6. He’s humble. I’ve always said I don’t trust anyone until I have heard them say “I don’t know” and “I was wrong.” Buffett’s willingness to do both has been among his greatest and most profitable attributes. He has frequently emphasized that he invests only within his “circle of competence,” meaning he only invests in what he knows. And he admits there is a lot he doesn’t know.

“During the 2019-23 period, I have used the words “mistake” or “error” 16 times in my letters to you,” he wrote to stockholders in the 2024 Berkshire Hathaway annual report. “Many other huge companies have never used either word over that span.” For them, he added, “it has generally been happy talk and pictures.”

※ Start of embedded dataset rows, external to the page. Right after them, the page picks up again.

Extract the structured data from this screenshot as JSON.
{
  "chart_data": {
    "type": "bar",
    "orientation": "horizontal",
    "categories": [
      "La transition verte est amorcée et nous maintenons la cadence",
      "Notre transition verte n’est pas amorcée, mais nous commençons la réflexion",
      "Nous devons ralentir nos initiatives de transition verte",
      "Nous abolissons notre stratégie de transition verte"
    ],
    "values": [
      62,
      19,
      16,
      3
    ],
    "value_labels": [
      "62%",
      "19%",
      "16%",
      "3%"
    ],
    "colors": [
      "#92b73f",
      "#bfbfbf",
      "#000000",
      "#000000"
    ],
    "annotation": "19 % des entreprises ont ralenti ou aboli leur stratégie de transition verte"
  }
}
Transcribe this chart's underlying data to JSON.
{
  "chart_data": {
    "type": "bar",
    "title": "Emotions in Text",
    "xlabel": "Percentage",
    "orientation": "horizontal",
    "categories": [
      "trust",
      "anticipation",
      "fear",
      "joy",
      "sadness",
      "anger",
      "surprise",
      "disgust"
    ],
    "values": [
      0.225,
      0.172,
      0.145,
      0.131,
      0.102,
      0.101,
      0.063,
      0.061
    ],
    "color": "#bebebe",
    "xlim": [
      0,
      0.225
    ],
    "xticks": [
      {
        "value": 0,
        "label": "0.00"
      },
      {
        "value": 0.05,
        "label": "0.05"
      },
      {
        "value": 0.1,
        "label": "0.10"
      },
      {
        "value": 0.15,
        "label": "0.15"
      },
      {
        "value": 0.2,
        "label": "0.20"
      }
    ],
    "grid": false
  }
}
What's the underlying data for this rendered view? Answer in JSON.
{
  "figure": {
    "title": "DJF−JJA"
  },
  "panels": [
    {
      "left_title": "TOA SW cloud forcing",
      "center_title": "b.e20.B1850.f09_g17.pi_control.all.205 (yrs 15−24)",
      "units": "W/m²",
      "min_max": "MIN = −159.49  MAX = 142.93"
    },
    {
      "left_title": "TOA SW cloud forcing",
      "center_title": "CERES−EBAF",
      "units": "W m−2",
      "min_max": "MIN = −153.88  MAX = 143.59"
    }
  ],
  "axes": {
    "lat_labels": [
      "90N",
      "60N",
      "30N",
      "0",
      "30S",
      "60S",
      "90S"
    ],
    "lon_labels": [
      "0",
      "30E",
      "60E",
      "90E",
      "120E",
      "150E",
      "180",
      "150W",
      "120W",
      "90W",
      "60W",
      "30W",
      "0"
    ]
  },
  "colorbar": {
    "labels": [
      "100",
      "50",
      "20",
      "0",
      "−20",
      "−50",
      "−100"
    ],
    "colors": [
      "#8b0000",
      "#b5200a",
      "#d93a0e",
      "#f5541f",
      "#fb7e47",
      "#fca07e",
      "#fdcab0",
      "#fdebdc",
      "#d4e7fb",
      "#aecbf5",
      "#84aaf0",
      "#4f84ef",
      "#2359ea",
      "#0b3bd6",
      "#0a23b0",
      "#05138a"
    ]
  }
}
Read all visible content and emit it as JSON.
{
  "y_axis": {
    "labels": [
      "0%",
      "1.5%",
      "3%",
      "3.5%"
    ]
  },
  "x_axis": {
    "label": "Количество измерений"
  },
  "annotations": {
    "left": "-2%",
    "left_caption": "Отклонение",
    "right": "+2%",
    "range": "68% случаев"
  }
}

7. He’s acted like a grown-up. Can you imagine Warren Buffett standing around on a stage (in a graphic T-shirt) waving a chainsaw in the air and laughing about the middle-class jobs he was going to eliminate? Can you imagine him bragging about using bankruptcy laws to stiff his creditors? Can you imagine him running a bank so recklessly that it would end up crashing the global economy, but cashing out of his own stock before the stuff hit the fan, and then walking away with a shrug? I can’t. But I’ve seen billionaires and Wall Street tycoons do exactly those things in the recent past.

If you want to see how a billionaire should behave — in my view, anyway — watch Buffett’s remarkable statement to Congress during the Salomon Brothers hearings in 1991. There are billionaires, and then there are billionaires. We have too many of one kind, and too few of the other.